In the chronic key rat study (Wahle, 1999) similar effects as to those already discussed were observed. Due to the doses selected, the NOAEL was established at 2.3 and 2.7 mg/kg/day in males and females, respectively (the lowest dose tested), with LOAEL of 25 and 30 mg/kg/day for male and females, respectively. These data would suggest that the true NOAEL for the chronic study may lie closer to 25 mg/kg/day based on both the dose level intervals from the chronic and sub-chronic studies with similar effects reported, which did not progress over an extended period of testing.

 

The two supporting dog studies (Sheets, 2001 [sub-chronic] and Jones, 1999 [chronic]) reported similar effects to the rodent study. The 90-day study reported NOAEL of 6.74 and 6.28 mg/kg/day for males and females, respectively (LOAEL M: 27 and F: 25 mg/kg/day). The 1 year study reported NOAEL of 2.5 and 2.3 mg/kg/day for males and females, respectively (LOAEL M: 8.9 and F: 8.7 mg/kg/day).

 

Repeat dermal toxicity

In the key study (Sheet and Gastner, 1998) no systemic effects or treatment related signs of dermal irritation were observed when animals were exposed to a maximum recommended dose of 1000 mg/kg/day for 21 days. Whilst no dermal absorption data is available, both the acute and sub-acute dermal toxicity data suggest that dermal absorption is minimal with no evidence of local or systemic toxicity compared to the acute oral toxicity study where the NOEL was ~100 mg/kg.

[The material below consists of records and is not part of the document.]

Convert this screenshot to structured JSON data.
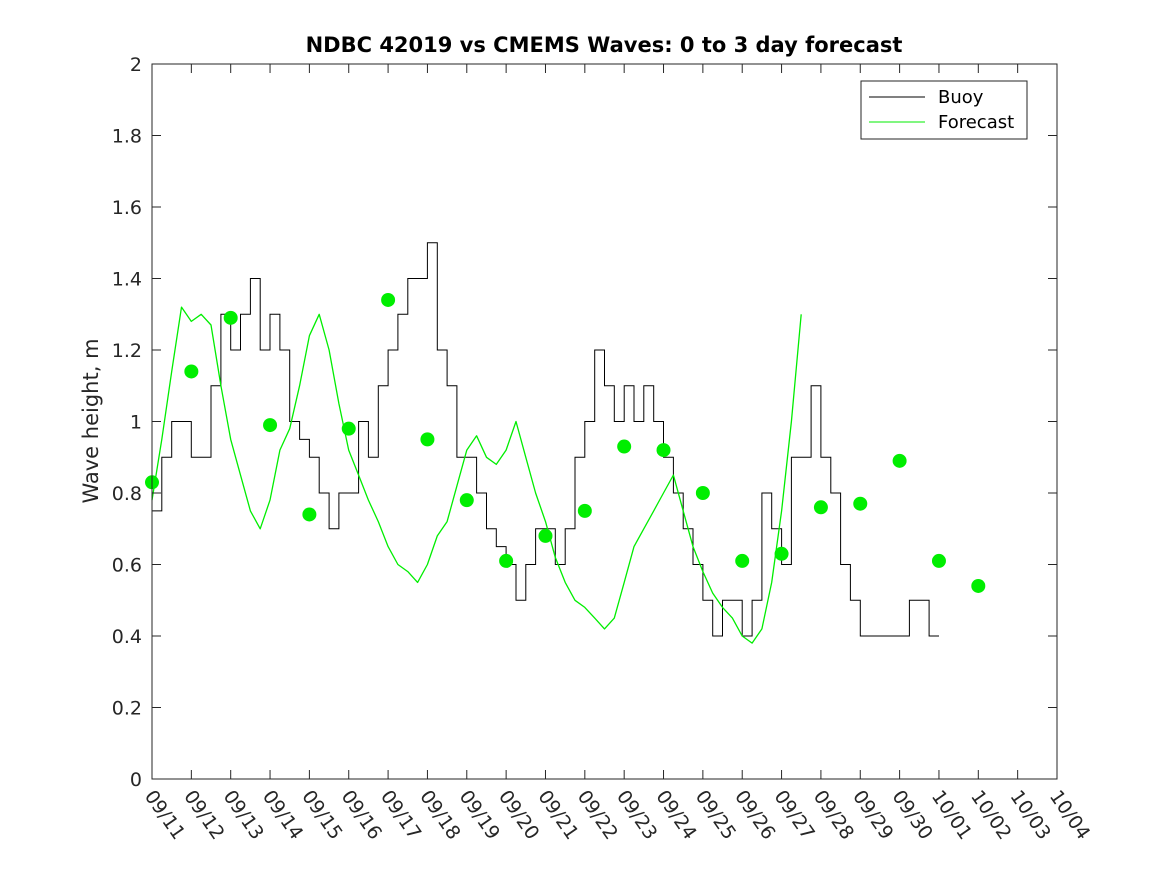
{
  "chart_data": {
    "type": "line",
    "title": "NDBC 42019 vs CMEMS Waves: 0 to 3 day forecast",
    "xlabel": "",
    "ylabel": "Wave height, m",
    "ylim": [
      0,
      2
    ],
    "yticks": [
      0,
      0.2,
      0.4,
      0.6,
      0.8,
      1,
      1.2,
      1.4,
      1.6,
      1.8,
      2
    ],
    "ytick_labels": [
      "0",
      "0.2",
      "0.4",
      "0.6",
      "0.8",
      "1",
      "1.2",
      "1.4",
      "1.6",
      "1.8",
      "2"
    ],
    "xlim_day": [
      0,
      23
    ],
    "xtick_labels": [
      "09/11",
      "09/12",
      "09/13",
      "09/14",
      "09/15",
      "09/16",
      "09/17",
      "09/18",
      "09/19",
      "09/20",
      "09/21",
      "09/22",
      "09/23",
      "09/24",
      "09/25",
      "09/26",
      "09/27",
      "09/28",
      "09/29",
      "09/30",
      "10/01",
      "10/02",
      "10/03",
      "10/04"
    ],
    "grid": false,
    "legend_position": "top-right",
    "colors": {
      "buoy": "#000000",
      "forecast": "#00ee00",
      "axis": "#262626"
    },
    "series": [
      {
        "name": "Buoy",
        "x_start": "09/11",
        "step_hours": 6,
        "values": [
          0.75,
          0.9,
          1.0,
          1.0,
          0.9,
          0.9,
          1.1,
          1.3,
          1.2,
          1.3,
          1.4,
          1.2,
          1.3,
          1.2,
          1.0,
          0.95,
          0.9,
          0.8,
          0.7,
          0.8,
          0.8,
          1.0,
          0.9,
          1.1,
          1.2,
          1.3,
          1.4,
          1.4,
          1.5,
          1.2,
          1.1,
          0.9,
          0.9,
          0.8,
          0.7,
          0.65,
          0.6,
          0.5,
          0.6,
          0.7,
          0.7,
          0.6,
          0.7,
          0.9,
          1.0,
          1.2,
          1.1,
          1.0,
          1.1,
          1.0,
          1.1,
          1.0,
          0.9,
          0.8,
          0.7,
          0.6,
          0.5,
          0.4,
          0.5,
          0.5,
          0.4,
          0.5,
          0.8,
          0.7,
          0.6,
          0.9,
          0.9,
          1.1,
          0.9,
          0.8,
          0.6,
          0.5,
          0.4,
          0.4,
          0.4,
          0.4,
          0.4,
          0.5,
          0.5,
          0.4
        ]
      },
      {
        "name": "Forecast",
        "x_start": "09/11",
        "step_hours": 6,
        "values": [
          0.78,
          0.95,
          1.14,
          1.32,
          1.28,
          1.3,
          1.27,
          1.1,
          0.95,
          0.85,
          0.75,
          0.7,
          0.78,
          0.92,
          0.98,
          1.1,
          1.24,
          1.3,
          1.2,
          1.05,
          0.92,
          0.85,
          0.78,
          0.72,
          0.65,
          0.6,
          0.58,
          0.55,
          0.6,
          0.68,
          0.72,
          0.82,
          0.92,
          0.96,
          0.9,
          0.88,
          0.92,
          1.0,
          0.9,
          0.8,
          0.72,
          0.62,
          0.55,
          0.5,
          0.48,
          0.45,
          0.42,
          0.45,
          0.55,
          0.65,
          0.7,
          0.75,
          0.8,
          0.85,
          0.75,
          0.65,
          0.58,
          0.52,
          0.48,
          0.45,
          0.4,
          0.38,
          0.42,
          0.55,
          0.75,
          1.0,
          1.3
        ]
      }
    ],
    "analysis_points": {
      "name": "Forecast initial values",
      "x_day": [
        0,
        1,
        2,
        3,
        4,
        5,
        6,
        7,
        8,
        9,
        10,
        11,
        12,
        13,
        14,
        15,
        16,
        17,
        18,
        19,
        20,
        21
      ],
      "values": [
        0.83,
        1.14,
        1.29,
        0.99,
        0.74,
        0.98,
        1.34,
        0.95,
        0.78,
        0.61,
        0.68,
        0.75,
        0.93,
        0.92,
        0.8,
        0.61,
        0.63,
        0.76,
        0.77,
        0.89,
        0.61,
        0.54
      ]
    }
  }
}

Irrespective of the duration of the study the available data suggest that local and systemic toxicity are not likely to markedly increase in severity.

 

Repeat inhalation toxicity

No toxicological studies have been submitted to support this toxicological endpoint. In accordance with the guidance from ECHA (2008) route to route extrapolation will be undertaken, extrapolating from the oral route to the inhalatory route to provide a repeat dose dermal systemic DNEL. Further testing is not justified and therefore a waiver is requested for this endpoint.

Repeated dose toxicity: via oral route - systemic effects (target organ) digestive: liver; glandular: thyroids

Justification for classification or non-classification

Amicarbazone is not genotoxic, and therefore classification is not required.